ゲームも捨てたものではない
暗い話ばかりでもいけないので、明るい話も少々。ひきこもり支援の現場の話です。
インターネットやゲームの話題になると、長期ひきこもり界隈ではどうしても「深刻な依存問題」や「過剰課金による経済的破綻問題」などの話になりがちです。
それらはたしかにそういう一面もありますが、それだけではありません。悪い話ばかりではないのです。
近々、さる長期ひきこもりの若者が、さるIT関連企業に正規社員として採用されることになりました。ただ、彼はいっときほとんど家から出られない状態でした。それが、唐突にその企業からパートで働かないかと「向こうから」誘われ、数ヶ月で正規採用となったわけです。
もちろん、その人はコミュニケーションが不得意なのはいうまでもありません。
なぜ、そうなったかというと、彼はかつて、さるオンラインゲーム(今風ならEスポーツ)で日本ランキングのほぼトップレベルになったことがあり、その時にそのゲームでは日本ナンバーワンのゲームチームから、メンバーにならないかと誘われました。
彼はその申し出を受けました。そして、そのチームでも活躍。チームは日本一に輝き、海外で催された国際大会にも参加。ひとり当たり数十万円の賞金も獲得したこともありました。
そのゲームの世界大会は、その翌年にスポンサーが離れてなくなりました。彼の属していた日本一のゲームチームも解散となりました。彼はその後、目的を見失うなどして深刻なひきこもり状態に陥ったわけです。
ところが、そのゲームチームのリーダーをしていた人が、冒頭のIT企業に就職。店舗の一つを任されるまでになりました。そのIT企業はEスポーツ(プロオンラインゲーム)のスポンサーにもなっており、またその関連ビジネスにも参画していました。
そこで、Eスポーツ経験者だったひきこもりの彼に、元チームリーダーから「働かないか?」と誘いが来たわけです。

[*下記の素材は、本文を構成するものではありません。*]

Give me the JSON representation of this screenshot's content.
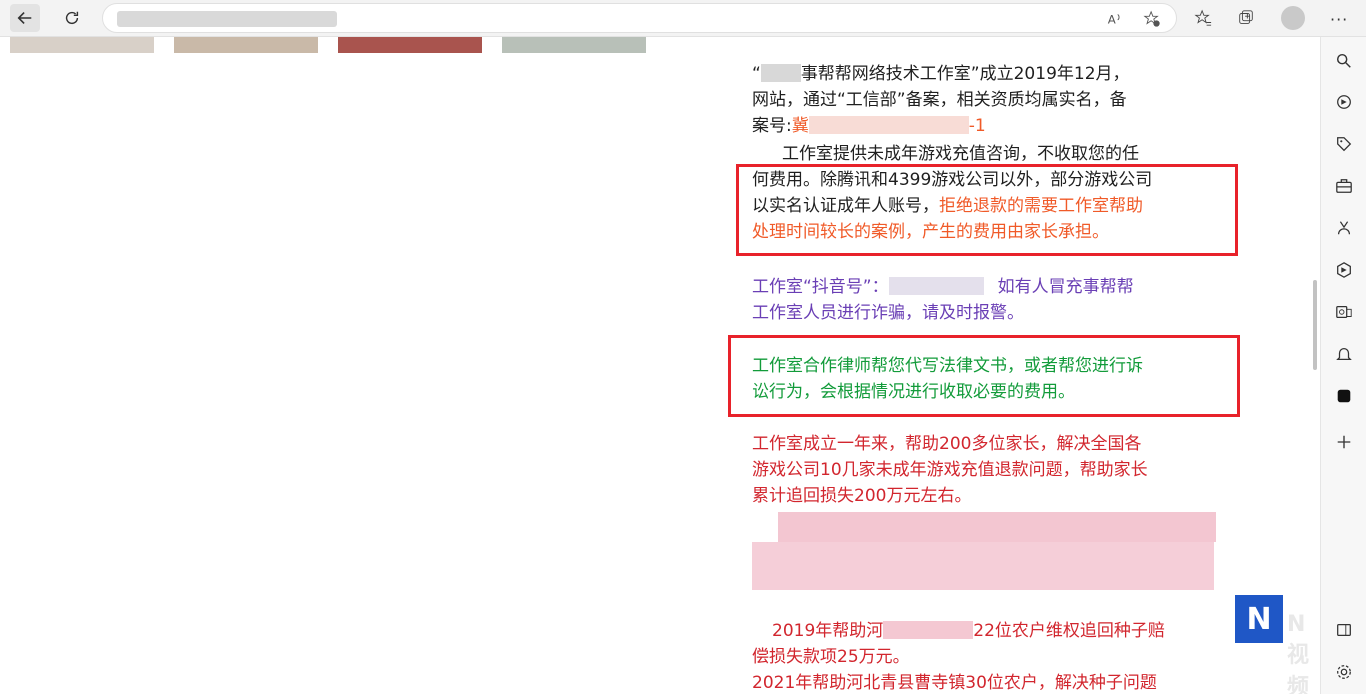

その企業ではコンシューマー向けのビジネスも広く展開していて、元プロゲーマーの肩書きは大きなものでした。
だから、彼は誘われたわけです。
その会社での働き心地は悪くないようでした。というより、よかったようです。同僚もゲーム好きが多く、彼は会社のゲームサークルにも参加しました。
というわけで、彼はめでたく正規採用されることになったわけです。
何が身を助けるかわからないものですね(笑)。あまりひきこもりをステレオタイプにあてはめてしまいませぬように…。